BREAKING THE COLOR LINE Rickey had a radical vision for integrating baseball. He also wanted to build a championship Dodgers team. He believed there was a lot of talent in the Negro Leagues. Somewhere there was a player who could break the color line, as it was known. “I don’t know who he is, or where he is,” Rickey had said. “But he is coming.” Rickey’s search led him to Robinson. The player came to Brooklyn in August 1945 to meet the baseball executive. Their first encounter in Rickey’s office has since become legend. Rickey confronted Robinson with every insult the player was likely to face. White pitchers would purposely throw balls at his head. Could he take it? “Mr. Rickey, are you looking for a Negro who is afraid to fight back?” Robinson asked. “Robinson, I’m looking for a ballplayer with guts enough not to fight back,” Rickey replied. He believed that retaliating might set back the cause of integration for years. The idea of not defending himself went against everything Robinson believed. But he agreed to try it Rickey’s way. The men shook hands.
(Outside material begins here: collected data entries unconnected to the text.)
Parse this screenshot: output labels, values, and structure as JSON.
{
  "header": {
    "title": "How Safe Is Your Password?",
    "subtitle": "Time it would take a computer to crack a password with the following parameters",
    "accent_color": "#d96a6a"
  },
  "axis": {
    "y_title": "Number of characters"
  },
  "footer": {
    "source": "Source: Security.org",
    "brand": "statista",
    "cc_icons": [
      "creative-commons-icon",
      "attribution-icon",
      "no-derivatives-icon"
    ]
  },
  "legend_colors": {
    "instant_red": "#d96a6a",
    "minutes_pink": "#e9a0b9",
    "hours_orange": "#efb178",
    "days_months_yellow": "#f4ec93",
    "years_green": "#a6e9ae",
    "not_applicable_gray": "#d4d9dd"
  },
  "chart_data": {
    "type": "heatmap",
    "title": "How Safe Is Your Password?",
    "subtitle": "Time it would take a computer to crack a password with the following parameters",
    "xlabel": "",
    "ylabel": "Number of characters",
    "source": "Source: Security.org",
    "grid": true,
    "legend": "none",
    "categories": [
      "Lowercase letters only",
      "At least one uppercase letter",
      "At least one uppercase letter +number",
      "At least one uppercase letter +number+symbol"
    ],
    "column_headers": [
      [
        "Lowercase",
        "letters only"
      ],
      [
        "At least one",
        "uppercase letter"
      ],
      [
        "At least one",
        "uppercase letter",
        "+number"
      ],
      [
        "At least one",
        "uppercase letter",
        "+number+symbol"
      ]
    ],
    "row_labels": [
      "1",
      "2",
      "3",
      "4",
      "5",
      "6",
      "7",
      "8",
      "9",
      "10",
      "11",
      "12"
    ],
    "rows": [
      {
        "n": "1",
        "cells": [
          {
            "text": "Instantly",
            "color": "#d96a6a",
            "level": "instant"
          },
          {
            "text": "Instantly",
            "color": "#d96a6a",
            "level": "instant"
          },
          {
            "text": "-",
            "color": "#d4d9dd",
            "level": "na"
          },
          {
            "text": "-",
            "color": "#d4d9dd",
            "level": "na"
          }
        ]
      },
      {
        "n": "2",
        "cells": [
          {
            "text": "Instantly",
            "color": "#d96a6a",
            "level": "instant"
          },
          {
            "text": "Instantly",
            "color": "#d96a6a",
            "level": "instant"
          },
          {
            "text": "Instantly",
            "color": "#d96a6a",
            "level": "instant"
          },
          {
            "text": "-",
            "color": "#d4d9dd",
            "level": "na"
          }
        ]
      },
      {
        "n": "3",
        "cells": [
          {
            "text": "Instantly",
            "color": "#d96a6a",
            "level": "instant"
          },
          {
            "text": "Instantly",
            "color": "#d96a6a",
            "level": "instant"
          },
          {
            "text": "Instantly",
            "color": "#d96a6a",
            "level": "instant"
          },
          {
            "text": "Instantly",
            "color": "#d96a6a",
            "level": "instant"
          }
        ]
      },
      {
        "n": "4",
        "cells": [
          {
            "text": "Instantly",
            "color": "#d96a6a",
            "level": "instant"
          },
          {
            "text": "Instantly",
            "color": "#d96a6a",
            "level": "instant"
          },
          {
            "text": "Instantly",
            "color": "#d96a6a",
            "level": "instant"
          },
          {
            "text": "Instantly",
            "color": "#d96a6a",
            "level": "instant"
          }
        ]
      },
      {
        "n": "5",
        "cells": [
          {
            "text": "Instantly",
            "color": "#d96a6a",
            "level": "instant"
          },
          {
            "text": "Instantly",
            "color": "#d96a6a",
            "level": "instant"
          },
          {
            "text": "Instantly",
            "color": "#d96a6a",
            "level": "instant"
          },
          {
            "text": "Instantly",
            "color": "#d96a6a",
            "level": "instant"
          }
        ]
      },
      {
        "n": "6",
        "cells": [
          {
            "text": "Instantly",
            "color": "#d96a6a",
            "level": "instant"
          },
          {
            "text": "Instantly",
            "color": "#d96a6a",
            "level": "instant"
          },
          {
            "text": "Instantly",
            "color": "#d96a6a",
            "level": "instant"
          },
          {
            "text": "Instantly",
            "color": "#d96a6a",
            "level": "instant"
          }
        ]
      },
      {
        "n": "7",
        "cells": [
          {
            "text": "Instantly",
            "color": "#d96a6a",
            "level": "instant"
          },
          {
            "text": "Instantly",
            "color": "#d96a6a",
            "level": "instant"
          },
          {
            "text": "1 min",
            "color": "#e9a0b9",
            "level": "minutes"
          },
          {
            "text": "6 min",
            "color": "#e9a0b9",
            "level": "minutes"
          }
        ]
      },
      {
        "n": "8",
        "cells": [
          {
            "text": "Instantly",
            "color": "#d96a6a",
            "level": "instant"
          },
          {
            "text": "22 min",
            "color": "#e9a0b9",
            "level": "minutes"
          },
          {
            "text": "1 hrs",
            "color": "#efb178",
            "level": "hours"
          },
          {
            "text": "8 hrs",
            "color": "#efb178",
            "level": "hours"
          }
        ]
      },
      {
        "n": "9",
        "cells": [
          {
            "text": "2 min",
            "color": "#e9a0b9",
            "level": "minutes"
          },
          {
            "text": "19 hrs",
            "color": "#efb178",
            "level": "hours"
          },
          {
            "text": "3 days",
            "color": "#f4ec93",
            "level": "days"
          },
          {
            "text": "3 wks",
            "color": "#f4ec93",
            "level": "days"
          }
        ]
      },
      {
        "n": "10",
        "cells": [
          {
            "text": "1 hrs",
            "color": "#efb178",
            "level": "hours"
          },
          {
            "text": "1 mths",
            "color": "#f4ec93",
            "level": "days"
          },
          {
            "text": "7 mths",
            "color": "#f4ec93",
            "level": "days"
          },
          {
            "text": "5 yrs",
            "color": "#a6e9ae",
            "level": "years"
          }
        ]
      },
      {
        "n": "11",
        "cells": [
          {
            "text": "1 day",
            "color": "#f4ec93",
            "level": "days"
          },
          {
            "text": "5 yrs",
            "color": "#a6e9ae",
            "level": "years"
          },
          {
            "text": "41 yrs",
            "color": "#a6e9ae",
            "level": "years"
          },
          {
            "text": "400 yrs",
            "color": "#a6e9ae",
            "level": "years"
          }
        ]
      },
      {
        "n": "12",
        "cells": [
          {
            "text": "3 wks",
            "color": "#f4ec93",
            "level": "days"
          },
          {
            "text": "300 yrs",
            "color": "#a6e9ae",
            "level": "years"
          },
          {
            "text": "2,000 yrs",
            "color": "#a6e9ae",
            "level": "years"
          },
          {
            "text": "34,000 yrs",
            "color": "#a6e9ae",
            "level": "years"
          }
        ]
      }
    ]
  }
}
SURVIVING A DIFFICULT YEAR

Robinson’s first year on the Dodgers was tough. “As a batter, Robinson was thrown at almost daily,” baseball reporter Roger Kahn later wrote. Players hurled nasty insults at him. Sometimes the insults came from his own team. When the Dodgers traveled in the South, Robinson couldn’t sleep in the same hotels as white players. They socialized without him. “Robinson is the loneliest man I have ever seen in sports,” wrote a reporter. Yet Robinson remained strong. “He felt the weight of black people on his shoulders,” his wife, Rachel, later told Ken Burns. Burns made a documentary about Robinson. And no one could deny that Robinson won ball games. He brought a new, aggressive style of running the bases to the game. At the end of his first season, the Dodgers won the National League championship. Robinson won Rookie of the Year. That was an honor brand-new to baseball. Even teammates who had opposed his joining the team came to accept him. Dodgers outfielder Fred “Dixie” Walker had threatened to quit at the start of the season rather than play with a black man. But he later said that Robinson “is everything Branch Rickey said he was.”

PUSHING THE DOOR OPEN FOR OTHER PLAYERS

Throughout the U.S., blacks looked to Robinson as a test of how much freedom America would allow them. That was especially true of other ballplayers, such as outfielder Monte Irvin. He was one of the first blacks to join the New York Giants. “Every day that he played, he pushed that door open just a little wider for the rest of us who were waiting to get through,” Irvin said. The door stayed open. In July 1947, the Cleveland Indians signed Larry Doby. He was the first black player in the American League. Nearly every major league team soon followed suit. Baseball never looked back. Robinson’s fight for equality also helped usher in the civil rights movement of the 1950s and ’60s. In 1962, Martin Luther King Jr. called the baseball player’s journey one of the movement’s inspirations. “Robinson was a sit-inner before sit-ins, a freedom rider before freedom rides,” King said.

STILL DIVIDED BY RACE

Robinson played 10 seasons. This is a brief career for a top player. But his importance to major league baseball lives on. In 1962, he was the first black player elected to its Hall of Fame. In 1997, his number was permanently retired throughout the majors. This is the only time that has been done. Yet before he died in 1972, Robinson expressed frustration that his breakthrough had not led to bigger changes in society. “I cannot possibly believe I have it made while so many of my black brothers and sisters are . . . denied their dignity,” he wrote in his autobiography. Nearly 50 years since his death, America remains divided by race. Last year, the Pew Research Center reported that black workers make only 75 percent of what whites make in hourly earnings. African-Americans are at least twice as likely to live in poverty. This is a result of many decades of segregation in housing. And in one study, 43 percent of blacks said they doubted they would ever achieve equality in the U.S. To filmmaker Burns, this divide is a sign that all of Robinson’s struggles to address such issues remain relevant today: “If [Robinson] were still alive, he would be fighting for all of these things.”